Raquel Mosquera nos enseña su nuevo hogar

—¿En el amor, como en todo, te consideras moderna y liberada o por el contrario le das más valor a la tradición y «al qué dirán»?
—Soy una persona muy clásica, muy, como decía Pedro, a la antigua usanza. Cuando me enamoro me enamoro de verdad.
—Entonces, ¿eres una mujer difícil de enamorar?
—No soy una persona de un «noviete» aquí o un «noviete» allá. Aunque me han djudicado algún novio, no ha habido ni hay en mi vida ningún otro hombre que no haya sido Pedro Carrasco.
—¿A partir de este momento vivirás sola e independiente o tendrás siempre cerca a la familia?

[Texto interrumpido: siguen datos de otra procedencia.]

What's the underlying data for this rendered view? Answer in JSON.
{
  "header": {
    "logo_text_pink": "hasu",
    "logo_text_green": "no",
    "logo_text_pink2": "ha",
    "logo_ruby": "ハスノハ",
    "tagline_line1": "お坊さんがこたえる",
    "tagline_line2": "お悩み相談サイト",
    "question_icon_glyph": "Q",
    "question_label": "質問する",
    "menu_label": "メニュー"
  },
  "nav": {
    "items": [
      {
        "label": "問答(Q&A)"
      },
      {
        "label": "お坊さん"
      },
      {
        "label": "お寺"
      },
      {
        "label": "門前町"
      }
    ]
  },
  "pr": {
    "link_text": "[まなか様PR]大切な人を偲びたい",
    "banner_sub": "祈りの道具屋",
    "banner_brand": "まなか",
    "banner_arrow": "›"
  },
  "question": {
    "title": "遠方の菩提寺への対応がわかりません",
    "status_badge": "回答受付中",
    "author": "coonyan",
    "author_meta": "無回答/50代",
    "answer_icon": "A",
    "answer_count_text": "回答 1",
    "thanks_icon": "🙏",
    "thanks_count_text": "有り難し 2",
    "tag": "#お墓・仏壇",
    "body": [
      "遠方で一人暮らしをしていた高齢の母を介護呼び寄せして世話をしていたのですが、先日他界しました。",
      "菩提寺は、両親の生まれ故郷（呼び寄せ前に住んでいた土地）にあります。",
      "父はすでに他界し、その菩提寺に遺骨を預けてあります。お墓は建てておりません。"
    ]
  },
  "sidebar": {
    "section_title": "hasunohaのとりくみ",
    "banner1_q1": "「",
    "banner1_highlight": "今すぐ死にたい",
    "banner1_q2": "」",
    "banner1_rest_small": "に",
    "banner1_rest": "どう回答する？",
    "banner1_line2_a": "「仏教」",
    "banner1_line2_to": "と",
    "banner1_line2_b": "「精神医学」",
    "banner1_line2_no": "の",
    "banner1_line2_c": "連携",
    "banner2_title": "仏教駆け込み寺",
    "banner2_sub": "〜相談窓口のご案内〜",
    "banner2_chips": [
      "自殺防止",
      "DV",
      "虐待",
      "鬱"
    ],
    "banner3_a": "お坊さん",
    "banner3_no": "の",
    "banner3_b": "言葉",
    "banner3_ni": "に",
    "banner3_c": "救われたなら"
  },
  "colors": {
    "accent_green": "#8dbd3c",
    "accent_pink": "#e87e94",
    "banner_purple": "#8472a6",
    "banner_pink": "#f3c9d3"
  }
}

—Mi familia estará siempre presente, porque todos son estupendos, están siempre ahí, apoyándome, y los tendré presentes en todo momento; pero no sólo a la familia, sino también a todas las personas que me quieren.
—Joven, alegre, vitalista, dinámica, emprendedora... y, ¿para cuándo enamorada?
—El tiempo lo dirá. Al día de hoy, como decía anteriormente, no estoy enamorada, ni existe como pareja una persona a mi lado. Pero, nunca se sabe lo que te puede deparar la vida.
—¿Qué cualidades tendría el hombre que pretenda conquistar a Raquel Mosquera?
—Como mínimo tendría que tener las cualidades de Pedro. Cuando te acostumbras a que te mimen, a tenerte como a una reina, pues es lógico que te cueste encontrar a otra persona, y más cuando se es tan sentimental y romántica como yo.
—¿Crees que puede haber un hombre que reúna estas condiciones?
—No me hagas quedar mal con los hombres que lean esta entrevista. Es lógico que los haya, pero yo al que conocí fue a mi marido.
—Con la vida tan ajetreada que has tenido últimamente, ¿piensas salir unos días de vacaciones?
—De momento no tengo esa intención. De todas formas, las mejores vacaciones que puedo pasar, después de lo que he luchado durante todo este tiempo, son tan sólo disfrutar, aunque sólo sean cinco días, de bañarme en la piscina, descansar, disfrutar de mi familia, de mi gente, aquí.